BAB I
PENDAHULUAN
A. Latar Belakang
Setelah
Nabi Muhammad SAW wafat, fungsi sebagai rasullah tidak dapat digantikan oleh
siapa pun manusia di dunia ini, karena pemilihan fungsi tersebut adalah mutlak
dari Allah SWT. Fungsi beliau sebagai kepala pemerintahan dan pemimpin
masyarakat harus ada yang menggantinya. Selanjutnya pemerintahan Islam dipimpin
oleh empat orang sahabat terdekatnya, kepemimpinan dari parasahabat Rasul ini
disebut periode Khulafaurrasyidin (para pengganti yang mendapatkan bimbingan ke
jalan lurus.

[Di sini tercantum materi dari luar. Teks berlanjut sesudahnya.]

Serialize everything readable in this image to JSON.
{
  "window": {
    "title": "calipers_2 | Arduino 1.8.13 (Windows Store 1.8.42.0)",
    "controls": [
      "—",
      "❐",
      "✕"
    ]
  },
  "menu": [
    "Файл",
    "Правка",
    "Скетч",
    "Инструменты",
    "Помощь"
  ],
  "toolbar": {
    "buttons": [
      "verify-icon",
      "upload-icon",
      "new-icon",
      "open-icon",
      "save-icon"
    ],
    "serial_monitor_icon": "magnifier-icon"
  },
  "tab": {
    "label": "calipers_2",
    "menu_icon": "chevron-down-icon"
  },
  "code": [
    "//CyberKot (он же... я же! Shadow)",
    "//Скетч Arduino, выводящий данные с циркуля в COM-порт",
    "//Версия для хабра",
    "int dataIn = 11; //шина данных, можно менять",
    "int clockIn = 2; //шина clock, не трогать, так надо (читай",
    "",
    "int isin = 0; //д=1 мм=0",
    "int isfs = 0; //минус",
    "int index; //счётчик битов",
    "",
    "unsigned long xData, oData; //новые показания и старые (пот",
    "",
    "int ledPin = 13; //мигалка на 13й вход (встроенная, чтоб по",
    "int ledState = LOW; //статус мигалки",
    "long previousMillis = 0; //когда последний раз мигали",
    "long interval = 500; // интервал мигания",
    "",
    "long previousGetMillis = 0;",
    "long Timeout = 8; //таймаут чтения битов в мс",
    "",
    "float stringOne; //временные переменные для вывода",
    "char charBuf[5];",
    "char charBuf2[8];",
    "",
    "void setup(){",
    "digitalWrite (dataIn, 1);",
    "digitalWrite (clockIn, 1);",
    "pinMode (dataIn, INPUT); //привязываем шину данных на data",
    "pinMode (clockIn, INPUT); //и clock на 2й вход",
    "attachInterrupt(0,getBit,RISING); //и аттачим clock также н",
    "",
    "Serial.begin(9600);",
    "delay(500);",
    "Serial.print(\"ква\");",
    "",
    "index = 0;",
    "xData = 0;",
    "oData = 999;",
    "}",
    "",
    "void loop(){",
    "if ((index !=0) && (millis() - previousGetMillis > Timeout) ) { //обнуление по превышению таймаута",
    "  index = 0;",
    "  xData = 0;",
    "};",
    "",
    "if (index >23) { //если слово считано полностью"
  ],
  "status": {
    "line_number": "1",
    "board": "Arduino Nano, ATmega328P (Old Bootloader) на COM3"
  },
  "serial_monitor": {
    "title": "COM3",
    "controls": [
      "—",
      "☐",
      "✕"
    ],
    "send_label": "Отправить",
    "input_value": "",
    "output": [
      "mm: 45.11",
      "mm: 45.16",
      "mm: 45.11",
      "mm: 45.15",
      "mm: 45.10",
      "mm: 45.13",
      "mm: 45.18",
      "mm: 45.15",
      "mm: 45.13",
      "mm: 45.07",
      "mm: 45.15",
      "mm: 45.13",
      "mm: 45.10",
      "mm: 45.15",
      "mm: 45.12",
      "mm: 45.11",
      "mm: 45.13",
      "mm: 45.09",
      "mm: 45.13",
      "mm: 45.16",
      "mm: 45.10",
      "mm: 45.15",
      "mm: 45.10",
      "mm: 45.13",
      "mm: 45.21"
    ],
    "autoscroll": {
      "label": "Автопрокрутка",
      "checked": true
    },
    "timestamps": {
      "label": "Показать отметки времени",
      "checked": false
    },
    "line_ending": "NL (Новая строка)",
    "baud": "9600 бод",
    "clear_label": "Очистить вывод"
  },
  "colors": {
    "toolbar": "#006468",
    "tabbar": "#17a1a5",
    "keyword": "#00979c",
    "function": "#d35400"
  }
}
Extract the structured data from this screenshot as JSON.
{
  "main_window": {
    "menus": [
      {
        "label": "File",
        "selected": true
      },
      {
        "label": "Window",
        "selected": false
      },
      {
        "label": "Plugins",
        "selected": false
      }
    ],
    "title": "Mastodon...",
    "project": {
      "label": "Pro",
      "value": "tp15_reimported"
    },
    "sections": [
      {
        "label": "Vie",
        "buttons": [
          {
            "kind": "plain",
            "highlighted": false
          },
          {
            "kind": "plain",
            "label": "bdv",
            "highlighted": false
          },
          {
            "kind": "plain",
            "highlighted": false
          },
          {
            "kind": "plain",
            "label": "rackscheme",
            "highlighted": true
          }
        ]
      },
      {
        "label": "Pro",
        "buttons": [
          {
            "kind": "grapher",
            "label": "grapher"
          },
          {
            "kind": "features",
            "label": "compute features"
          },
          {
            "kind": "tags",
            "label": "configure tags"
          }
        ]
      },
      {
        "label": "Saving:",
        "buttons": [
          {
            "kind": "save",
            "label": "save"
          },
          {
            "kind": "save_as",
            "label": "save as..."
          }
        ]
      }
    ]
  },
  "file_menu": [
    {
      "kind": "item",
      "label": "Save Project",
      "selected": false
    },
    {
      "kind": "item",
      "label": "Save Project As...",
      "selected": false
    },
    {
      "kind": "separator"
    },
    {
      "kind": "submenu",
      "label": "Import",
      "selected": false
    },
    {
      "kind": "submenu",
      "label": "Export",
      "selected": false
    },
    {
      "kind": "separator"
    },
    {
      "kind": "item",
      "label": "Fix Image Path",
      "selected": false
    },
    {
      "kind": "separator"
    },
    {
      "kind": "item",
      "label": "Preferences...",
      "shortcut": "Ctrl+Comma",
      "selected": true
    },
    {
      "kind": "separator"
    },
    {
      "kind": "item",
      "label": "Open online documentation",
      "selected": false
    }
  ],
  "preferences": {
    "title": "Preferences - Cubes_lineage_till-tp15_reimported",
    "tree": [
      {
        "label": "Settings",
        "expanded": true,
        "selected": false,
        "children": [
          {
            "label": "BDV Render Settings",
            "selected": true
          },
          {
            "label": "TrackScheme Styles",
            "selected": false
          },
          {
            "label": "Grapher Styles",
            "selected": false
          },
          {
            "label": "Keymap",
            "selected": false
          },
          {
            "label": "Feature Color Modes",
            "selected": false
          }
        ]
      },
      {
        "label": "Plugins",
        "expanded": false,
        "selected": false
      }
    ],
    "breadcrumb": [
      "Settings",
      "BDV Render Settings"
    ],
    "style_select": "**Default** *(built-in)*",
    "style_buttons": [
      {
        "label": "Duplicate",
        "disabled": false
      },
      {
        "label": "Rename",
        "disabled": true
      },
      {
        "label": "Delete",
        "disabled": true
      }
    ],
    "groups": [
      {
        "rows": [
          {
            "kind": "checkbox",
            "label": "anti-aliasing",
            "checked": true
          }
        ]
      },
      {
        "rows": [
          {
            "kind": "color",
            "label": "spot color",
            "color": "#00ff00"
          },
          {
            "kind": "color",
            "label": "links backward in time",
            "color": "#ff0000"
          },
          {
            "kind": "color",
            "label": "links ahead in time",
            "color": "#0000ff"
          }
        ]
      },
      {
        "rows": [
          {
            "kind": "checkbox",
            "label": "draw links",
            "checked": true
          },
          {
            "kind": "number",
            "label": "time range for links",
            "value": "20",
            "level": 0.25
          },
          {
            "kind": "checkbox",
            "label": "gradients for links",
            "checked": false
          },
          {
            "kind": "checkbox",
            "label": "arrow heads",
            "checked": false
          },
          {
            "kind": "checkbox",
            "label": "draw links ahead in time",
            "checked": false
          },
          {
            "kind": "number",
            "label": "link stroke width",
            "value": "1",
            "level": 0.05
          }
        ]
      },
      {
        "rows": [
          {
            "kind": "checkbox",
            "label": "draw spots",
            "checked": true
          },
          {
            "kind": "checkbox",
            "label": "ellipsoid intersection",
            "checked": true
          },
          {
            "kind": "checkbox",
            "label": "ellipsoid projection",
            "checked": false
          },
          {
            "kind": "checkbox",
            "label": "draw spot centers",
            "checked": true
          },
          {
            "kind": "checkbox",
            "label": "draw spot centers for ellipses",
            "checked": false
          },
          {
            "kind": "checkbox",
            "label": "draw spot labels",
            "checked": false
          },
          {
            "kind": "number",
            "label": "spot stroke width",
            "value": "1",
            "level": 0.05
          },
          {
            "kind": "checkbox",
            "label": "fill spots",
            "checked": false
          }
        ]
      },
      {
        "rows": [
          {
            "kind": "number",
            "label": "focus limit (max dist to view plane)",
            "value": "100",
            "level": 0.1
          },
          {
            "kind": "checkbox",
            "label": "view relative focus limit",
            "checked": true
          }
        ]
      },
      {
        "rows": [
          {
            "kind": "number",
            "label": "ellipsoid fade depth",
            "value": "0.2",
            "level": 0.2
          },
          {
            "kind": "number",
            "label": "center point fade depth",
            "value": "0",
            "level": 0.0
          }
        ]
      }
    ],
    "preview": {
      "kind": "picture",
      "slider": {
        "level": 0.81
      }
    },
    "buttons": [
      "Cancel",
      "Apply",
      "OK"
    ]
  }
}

Meskipun hanya berlangsung 30 tahun, masa Khalifah
Khulafaurrasyidin adalah masa yang penting dalam sejarah Islam.
Khulafaurrasyidin berhasil menyelamatkan Islam, mengkonsolidasi dan meletakkan
dasar bagi keagungan umat Islam.
Dalam makalah
ini akan dibahas mengenai salah satu khulafaurasyidin yaitu khalifah Abu Bakar
As Shiddiq, khusunya mengenai kebijakan dan strategi beliau ketika menjadi
khalifah.
B. Rumusan Masalah
1.
Bagaimana biografi khalifah
Abu Bakar As Shiddiq?
2.
Apa saja kebijakan dan
strategi yang diambil oleh khalifah Abu Bakar As Shiddiq
C. Tujuan Penulisan
1.
Untuk mengetahui biografi
khalifah Abu Bakar As Shiddiq.
2.
Untuk mengetahui kebijakan
dan strategi yang diambil oleh khalifah Abu Bakar As Shiddiq.
BAB II
PEMBAHASAN
A.
Biografi
Abu Bakar As Shiddiq
Abu Bakar assidiq lahir pada tahun 572 M dan wafat pada
tanggal 21 Jumadil Akhir 13 H atau 23 Agustus 634 M, dengan nama lahir Abdullah
bin Abi Quhafah.
Setelah Nabi Muhammad wafat, Abu Bakar menjadi
khalifah Islam yang pertama pada tahun 632 hingga tahun 634 Masehi. Beliau menjadi
Khalifah selama 2 tahun, 2 bulan, dan 14 hari sebelum meninggal karena sakit.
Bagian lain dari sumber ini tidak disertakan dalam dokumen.